- Industry prospects are positive in the long haul
- Inverter air conditioners are witnessing strong demand
- Liquidation of stocks across trade channels is being undertaken
- Amber Enterprises is our top pick
In what was supposed to be a seasonally weak quarter (owing to prevalence of winter conditions), ACMs (air conditioner manufacturers), barring Voltas, registered decent top-line growth. This was attributable to product launches and festive season sales.
To clear unsold ACs of the earlier two quarters (the AC inventory build-up was mainly due to unseasonal rains in the summer months) and tackle competition, discounting schemes in the off-season had a noticeable bearing on margins. The impact was further accentuated by high input costs.
Considering the disappointment in the 9 months so far, ACMs will end FY19 on a subdued note. Going forward, the industry is expected to remain on a strong footing.
A bad FY19 may well be the opportunity for long-term investors.
Key trends to watch out for:Sectoral prospects are robust because:
- India is characterised by tropical climatic conditions for most part of the year
- Disposable incomes of consumers have been rising
- ACs are no longer considered a luxury product
- Replacement cycles are getting shorter
- The penetration of ACs in India is very low
- Financing schemes are available
- Increased electrification and urbanisation has led to a boost in demand
New product variants will be introduced by ACMs at regular intervals. Given the demand uptick in inverter ACs, most of the new models will be under this category. Inverter ACs, by virtue of their higher realisations, could play a key role in improving margins.
Liquidation of unsold AC inventories (because of weak offtake by trade channels during 9M FY19) will be prioritised by ACMs in Q4 FY19, prior to the new season commencing in Q1 FY20 (i.e. summers).Key risks
- Unfavourable summers, as was witnessed in Q1 FY19, could dent demand and top-line
- High competitive intensity necessitates taking price cuts on some occasions
- Increase in raw material prices can be hard to pass on to the buyers
- Technological obsolescence may result in an inventory backlog
Amber Enterprises: The company manufactures room ACs for eight out of the top 10 AC brands in India. There is a high degree of client stickiness too. Costlier imports of ACs and its components by brands would aid order book growth. Efforts are being made to ramp up AC volumes from 1.9 million units in FY18 to 2-2.5 million units by March-end.
Benefits of inorganic acquisitions undertaken in the past should help achieve backward integration (predominantly in connection with printed circuit boards) and save input costs. The company derives 70-80 percent of its revenues from high-margin original design manufacturing processes. Utilisation rates at manufacturing facilities are slated to improve (from 45-50 percent in FY18).
After a significant de-rating, the stock is reasonably priced vis-à-vis its peers. It trades below its ipo issue price of Rs 859 per share, thus leaving enough room for an upside. Therefore, investors shouldn’t overlook it.
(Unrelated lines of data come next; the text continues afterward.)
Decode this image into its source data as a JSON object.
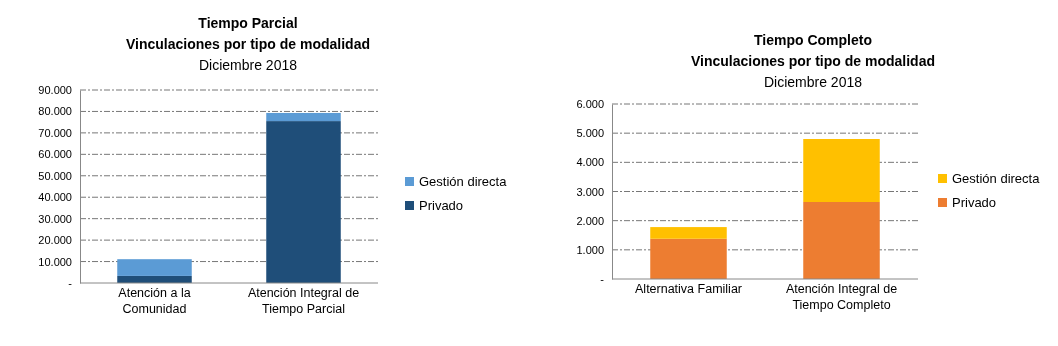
{
  "chart_data": [
    {
      "type": "bar",
      "title": "Tiempo Parcial\nVinculaciones por tipo de modalidad",
      "subtitle": "Diciembre 2018",
      "categories": [
        "Atención a la Comunidad",
        "Atención Integral de Tiempo Parcial"
      ],
      "stacked": true,
      "series": [
        {
          "name": "Privado",
          "color": "#1f4e79",
          "values": [
            3300,
            75500
          ]
        },
        {
          "name": "Gestión directa",
          "color": "#5b9bd5",
          "values": [
            7800,
            3800
          ]
        }
      ],
      "ylim": [
        0,
        90000
      ],
      "yticks": [
        {
          "value": 0,
          "label": "-"
        },
        {
          "value": 10000,
          "label": "10.000"
        },
        {
          "value": 20000,
          "label": "20.000"
        },
        {
          "value": 30000,
          "label": "30.000"
        },
        {
          "value": 40000,
          "label": "40.000"
        },
        {
          "value": 50000,
          "label": "50.000"
        },
        {
          "value": 60000,
          "label": "60.000"
        },
        {
          "value": 70000,
          "label": "70.000"
        },
        {
          "value": 80000,
          "label": "80.000"
        },
        {
          "value": 90000,
          "label": "90.000"
        }
      ],
      "grid": "y",
      "legend": "right"
    },
    {
      "type": "bar",
      "title": "Tiempo Completo\nVinculaciones por tipo de modalidad",
      "subtitle": "Diciembre 2018",
      "categories": [
        "Alternativa Familiar",
        "Atención Integral de Tiempo Completo"
      ],
      "stacked": true,
      "series": [
        {
          "name": "Privado",
          "color": "#ed7d31",
          "values": [
            1380,
            2640
          ]
        },
        {
          "name": "Gestión directa",
          "color": "#ffc000",
          "values": [
            400,
            2160
          ]
        }
      ],
      "ylim": [
        0,
        6000
      ],
      "yticks": [
        {
          "value": 0,
          "label": "-"
        },
        {
          "value": 1000,
          "label": "1.000"
        },
        {
          "value": 2000,
          "label": "2.000"
        },
        {
          "value": 3000,
          "label": "3.000"
        },
        {
          "value": 4000,
          "label": "4.000"
        },
        {
          "value": 5000,
          "label": "5.000"
        },
        {
          "value": 6000,
          "label": "6.000"
        }
      ],
      "grid": "y",
      "legend": "right"
    }
  ]
}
Johnson Controls Hitachi: The demand for chillers, which are mainly used in HVAC (heating, ventilation, air conditioning) systems, has been on an uptrend of late. The company is exploring opportunities to bag such contracts from commercial, institutional and industrial clients. On the retail front, new distribution channels will be set up in Tier II/III markets and southern India. Cost rationalisation drives are underway as well.
The stock, despite being the most expensive of the lot, has corrected sharply from its 52-week high. A positive industry scenario, coupled with healthy fundamentals, makes it worthy of investment. Nevertheless, it is pertinent to note that trading volumes at stock exchange generally tend to be low.
Blue Star and Voltas: In spite of a weak performance in the unitary cooling segment (which includes ACs) in 9M FY19, the relatively capital-intensive electro-mechanical projects segment kept the financials of these two companies intact.
A well-established brand image, deep distribution network pan-India, demand uptick in commercial refrigeration/cooling and product extensions in related categories (for instance, Voltas' foray into air coolers and 'Voltas Beko' consumer durables) should provide a fillip to the unitary cooling segment of these two players.
In the electro-mechanical projects segment, both companies are being selective regarding choice of projects in the HVAC and MEP (mechanical, electrical, plumbing) space. Assignments relating to urban infrastructure, primarily awarded by the government, will be prioritised. Exposure to projects in international markets will be gradually reduced in due course.
Both stocks may be considered for accumulation on dips.